Now that we’ve successfully set up Swift endpoint access to a private bucket we can move to Cloudflare.

3. Cloudflare setup

In the interest of not making this blog too long, I will not go over the Cloudflare procedure in detail. You can get that from the previous blog as the same procedure applies. Note that you will need:

a) A CNAME entry:

b) An Origin rule

c) A Configuration rule

d) The optional Transform rule to make it a true Vanity URL

Modify the dynamic rule to match your bucket's namespace and name:

regex_replace(http.request.uri.path,"^/","/v1/ociateam/private-bucket/")

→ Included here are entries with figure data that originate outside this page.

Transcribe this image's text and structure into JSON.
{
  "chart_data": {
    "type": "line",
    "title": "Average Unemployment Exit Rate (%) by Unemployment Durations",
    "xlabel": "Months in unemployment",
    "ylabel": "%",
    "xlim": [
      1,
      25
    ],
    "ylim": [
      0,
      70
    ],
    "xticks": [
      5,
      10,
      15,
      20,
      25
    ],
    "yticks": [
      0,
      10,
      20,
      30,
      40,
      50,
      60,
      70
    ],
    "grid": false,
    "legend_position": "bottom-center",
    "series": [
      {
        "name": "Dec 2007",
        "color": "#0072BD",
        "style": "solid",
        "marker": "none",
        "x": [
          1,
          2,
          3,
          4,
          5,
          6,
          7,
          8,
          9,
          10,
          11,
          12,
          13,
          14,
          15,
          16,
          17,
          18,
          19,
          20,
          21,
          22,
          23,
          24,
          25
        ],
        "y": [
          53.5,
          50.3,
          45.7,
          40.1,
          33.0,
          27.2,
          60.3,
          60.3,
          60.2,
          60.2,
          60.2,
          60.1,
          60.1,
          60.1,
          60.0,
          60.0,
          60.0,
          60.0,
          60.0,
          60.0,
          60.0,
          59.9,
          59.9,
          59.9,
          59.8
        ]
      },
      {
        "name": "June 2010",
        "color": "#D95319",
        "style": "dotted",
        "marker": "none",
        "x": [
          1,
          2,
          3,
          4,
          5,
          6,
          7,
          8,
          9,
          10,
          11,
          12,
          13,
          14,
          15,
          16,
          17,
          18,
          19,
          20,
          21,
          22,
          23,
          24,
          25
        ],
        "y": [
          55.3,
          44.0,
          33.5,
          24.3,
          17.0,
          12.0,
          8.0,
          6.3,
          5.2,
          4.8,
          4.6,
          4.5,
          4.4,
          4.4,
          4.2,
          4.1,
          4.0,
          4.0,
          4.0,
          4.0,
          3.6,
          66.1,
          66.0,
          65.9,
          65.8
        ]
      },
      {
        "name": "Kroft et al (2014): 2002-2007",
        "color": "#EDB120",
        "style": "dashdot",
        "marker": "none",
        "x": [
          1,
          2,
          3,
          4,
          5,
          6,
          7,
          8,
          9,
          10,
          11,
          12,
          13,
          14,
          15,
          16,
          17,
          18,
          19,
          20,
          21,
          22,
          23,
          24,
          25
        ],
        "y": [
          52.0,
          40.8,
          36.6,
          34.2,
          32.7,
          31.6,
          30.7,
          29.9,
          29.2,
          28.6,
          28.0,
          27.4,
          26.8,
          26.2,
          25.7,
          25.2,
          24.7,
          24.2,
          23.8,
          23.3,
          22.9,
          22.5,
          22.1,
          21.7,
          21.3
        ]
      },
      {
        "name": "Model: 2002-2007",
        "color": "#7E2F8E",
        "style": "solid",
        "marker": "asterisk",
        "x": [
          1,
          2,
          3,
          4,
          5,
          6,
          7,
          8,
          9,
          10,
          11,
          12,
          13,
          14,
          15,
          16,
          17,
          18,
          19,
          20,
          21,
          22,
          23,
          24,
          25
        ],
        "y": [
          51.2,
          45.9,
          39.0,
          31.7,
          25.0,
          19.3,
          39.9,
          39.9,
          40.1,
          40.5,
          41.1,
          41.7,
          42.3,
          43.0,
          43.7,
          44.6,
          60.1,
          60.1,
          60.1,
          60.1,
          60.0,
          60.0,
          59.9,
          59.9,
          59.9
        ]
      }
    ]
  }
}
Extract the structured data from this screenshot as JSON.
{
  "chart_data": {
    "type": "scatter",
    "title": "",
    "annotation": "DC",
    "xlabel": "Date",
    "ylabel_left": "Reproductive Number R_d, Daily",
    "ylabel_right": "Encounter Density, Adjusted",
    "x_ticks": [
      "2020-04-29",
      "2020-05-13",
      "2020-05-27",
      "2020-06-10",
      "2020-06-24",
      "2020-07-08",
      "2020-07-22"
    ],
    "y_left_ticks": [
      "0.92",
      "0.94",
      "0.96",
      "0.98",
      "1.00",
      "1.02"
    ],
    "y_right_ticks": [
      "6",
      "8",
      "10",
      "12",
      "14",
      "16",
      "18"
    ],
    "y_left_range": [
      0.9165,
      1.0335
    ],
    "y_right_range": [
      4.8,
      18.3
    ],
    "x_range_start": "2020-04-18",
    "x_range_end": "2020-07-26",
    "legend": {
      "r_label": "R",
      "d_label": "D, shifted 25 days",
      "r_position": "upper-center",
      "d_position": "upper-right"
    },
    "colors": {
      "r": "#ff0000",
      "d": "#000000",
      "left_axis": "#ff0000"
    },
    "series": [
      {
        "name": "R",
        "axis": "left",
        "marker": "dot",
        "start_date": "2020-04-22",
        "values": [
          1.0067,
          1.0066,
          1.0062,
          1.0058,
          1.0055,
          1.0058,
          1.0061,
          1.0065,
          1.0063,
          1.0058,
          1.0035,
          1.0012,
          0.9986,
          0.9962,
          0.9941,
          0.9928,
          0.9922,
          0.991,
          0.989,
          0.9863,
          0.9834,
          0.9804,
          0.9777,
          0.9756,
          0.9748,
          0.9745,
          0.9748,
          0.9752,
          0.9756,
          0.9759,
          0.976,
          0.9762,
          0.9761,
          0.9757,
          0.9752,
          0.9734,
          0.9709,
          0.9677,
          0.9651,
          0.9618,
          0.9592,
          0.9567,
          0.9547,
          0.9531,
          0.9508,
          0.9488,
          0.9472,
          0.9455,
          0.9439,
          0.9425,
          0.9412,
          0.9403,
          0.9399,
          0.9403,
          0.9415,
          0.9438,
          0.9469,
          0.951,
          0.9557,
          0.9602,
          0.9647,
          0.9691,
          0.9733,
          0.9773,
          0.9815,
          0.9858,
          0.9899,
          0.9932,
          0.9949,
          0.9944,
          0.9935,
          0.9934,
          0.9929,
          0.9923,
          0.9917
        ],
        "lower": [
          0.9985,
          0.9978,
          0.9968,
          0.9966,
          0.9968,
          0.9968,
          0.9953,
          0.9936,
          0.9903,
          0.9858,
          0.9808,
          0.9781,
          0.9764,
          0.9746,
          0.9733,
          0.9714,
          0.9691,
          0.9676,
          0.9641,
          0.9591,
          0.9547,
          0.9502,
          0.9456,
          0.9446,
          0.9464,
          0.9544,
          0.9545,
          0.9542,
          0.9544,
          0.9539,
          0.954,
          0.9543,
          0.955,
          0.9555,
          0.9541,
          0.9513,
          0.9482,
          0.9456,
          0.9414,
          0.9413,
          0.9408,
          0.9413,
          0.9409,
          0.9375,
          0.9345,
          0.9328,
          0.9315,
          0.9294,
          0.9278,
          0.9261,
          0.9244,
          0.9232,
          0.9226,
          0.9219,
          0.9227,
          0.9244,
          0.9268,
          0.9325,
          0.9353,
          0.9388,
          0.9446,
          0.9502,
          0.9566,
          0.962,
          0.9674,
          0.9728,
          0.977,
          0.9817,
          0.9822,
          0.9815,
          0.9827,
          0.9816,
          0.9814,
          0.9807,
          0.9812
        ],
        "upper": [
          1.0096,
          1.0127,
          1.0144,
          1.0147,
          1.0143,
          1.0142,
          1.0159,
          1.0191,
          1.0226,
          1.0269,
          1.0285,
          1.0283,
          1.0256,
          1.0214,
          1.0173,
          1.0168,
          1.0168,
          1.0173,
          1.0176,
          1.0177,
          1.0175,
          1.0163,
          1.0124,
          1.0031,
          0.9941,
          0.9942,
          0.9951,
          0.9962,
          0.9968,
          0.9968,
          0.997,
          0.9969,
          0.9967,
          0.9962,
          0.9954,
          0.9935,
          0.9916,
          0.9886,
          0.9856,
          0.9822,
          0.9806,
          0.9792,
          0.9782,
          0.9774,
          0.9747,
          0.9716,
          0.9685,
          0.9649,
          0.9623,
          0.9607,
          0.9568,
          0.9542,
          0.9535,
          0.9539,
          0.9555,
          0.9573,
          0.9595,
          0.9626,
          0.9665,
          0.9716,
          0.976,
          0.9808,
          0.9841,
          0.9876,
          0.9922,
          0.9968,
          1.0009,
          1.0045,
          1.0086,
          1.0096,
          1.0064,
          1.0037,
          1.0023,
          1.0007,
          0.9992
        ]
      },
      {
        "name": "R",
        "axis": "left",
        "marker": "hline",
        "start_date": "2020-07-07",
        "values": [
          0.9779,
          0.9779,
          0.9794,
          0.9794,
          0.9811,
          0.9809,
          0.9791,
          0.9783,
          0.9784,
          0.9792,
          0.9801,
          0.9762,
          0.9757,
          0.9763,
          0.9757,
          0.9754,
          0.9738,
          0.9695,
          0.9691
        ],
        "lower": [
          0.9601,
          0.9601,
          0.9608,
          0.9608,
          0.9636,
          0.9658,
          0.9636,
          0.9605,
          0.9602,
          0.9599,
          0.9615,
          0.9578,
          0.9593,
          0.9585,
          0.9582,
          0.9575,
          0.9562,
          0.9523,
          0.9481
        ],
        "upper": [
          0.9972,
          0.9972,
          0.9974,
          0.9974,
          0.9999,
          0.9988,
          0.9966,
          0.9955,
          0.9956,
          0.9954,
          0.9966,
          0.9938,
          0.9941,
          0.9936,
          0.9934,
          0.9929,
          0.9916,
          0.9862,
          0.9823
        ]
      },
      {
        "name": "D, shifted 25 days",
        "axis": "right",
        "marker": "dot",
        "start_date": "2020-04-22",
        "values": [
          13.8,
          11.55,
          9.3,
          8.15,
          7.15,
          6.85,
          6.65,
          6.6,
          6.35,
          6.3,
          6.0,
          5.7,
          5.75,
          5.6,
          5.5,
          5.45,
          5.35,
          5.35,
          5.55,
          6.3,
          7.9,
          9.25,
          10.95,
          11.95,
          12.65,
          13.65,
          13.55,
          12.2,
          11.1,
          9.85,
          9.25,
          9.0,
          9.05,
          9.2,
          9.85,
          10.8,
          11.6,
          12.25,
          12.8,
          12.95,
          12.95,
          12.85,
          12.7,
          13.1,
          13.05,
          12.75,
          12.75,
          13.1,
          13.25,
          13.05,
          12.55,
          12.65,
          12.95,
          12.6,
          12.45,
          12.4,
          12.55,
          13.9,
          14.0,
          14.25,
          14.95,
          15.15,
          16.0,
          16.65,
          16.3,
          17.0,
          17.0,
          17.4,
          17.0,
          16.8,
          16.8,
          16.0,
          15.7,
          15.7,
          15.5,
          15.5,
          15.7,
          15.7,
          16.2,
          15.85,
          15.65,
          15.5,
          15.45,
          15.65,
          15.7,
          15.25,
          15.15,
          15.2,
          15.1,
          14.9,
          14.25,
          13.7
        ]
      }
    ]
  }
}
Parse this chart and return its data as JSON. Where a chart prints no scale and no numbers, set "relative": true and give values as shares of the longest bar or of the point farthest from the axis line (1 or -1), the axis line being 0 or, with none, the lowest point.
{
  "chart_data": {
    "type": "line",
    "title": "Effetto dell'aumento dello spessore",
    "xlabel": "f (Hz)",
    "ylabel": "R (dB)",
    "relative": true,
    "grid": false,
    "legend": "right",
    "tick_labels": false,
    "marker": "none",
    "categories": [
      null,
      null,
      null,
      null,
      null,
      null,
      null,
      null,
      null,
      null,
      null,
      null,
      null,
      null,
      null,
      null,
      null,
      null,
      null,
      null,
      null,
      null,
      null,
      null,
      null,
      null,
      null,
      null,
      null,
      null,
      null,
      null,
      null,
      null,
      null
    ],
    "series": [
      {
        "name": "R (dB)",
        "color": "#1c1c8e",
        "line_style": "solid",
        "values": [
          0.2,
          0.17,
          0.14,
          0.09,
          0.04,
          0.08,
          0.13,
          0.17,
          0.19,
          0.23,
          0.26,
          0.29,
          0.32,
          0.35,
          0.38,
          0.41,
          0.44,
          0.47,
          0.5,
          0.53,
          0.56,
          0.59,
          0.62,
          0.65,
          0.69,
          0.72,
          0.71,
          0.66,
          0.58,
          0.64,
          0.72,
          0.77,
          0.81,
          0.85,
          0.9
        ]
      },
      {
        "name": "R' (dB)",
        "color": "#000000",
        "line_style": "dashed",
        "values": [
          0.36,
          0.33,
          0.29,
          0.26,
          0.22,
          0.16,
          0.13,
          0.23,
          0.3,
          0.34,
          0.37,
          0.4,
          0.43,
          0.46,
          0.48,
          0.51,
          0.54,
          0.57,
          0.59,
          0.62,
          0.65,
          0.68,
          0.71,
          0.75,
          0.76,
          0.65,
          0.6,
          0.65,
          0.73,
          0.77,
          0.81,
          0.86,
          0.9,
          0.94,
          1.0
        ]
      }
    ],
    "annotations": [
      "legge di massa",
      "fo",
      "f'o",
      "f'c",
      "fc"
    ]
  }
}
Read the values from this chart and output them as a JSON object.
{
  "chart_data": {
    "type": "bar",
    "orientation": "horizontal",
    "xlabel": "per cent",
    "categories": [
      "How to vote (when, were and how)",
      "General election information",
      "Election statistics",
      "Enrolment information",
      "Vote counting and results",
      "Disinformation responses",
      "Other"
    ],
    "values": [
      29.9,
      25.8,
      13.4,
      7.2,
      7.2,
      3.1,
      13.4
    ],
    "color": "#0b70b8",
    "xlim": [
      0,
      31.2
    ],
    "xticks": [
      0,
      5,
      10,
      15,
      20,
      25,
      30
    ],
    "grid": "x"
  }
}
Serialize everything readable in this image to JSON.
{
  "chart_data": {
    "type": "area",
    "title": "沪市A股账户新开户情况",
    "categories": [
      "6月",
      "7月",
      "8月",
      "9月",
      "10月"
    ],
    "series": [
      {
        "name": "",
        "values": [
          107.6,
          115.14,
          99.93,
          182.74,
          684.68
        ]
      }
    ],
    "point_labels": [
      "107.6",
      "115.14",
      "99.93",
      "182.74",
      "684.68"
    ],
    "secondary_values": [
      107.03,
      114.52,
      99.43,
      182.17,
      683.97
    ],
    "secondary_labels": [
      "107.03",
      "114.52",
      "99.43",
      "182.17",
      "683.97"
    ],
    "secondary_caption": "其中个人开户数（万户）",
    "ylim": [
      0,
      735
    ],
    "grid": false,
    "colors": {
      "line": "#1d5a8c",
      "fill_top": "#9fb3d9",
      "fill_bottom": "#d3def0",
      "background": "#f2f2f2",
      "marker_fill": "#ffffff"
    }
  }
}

Once all of them are in place we can use the custom URL to connect to the bucket, like this:

curl -u 'OracleIdentityCloudService/radu-xxxxx.nistor@oracle.com:ESF]81<_0qYel-3z4nm_' -v -X GET https://private-storage.cdn-lab.cloud/OCI.png -o OCI.png

If you don’t like Curl you can always use an API client like Postman.

And this completes the DEMO. I hope you like it!

Special thanks to Cloudflare for making this blog possible.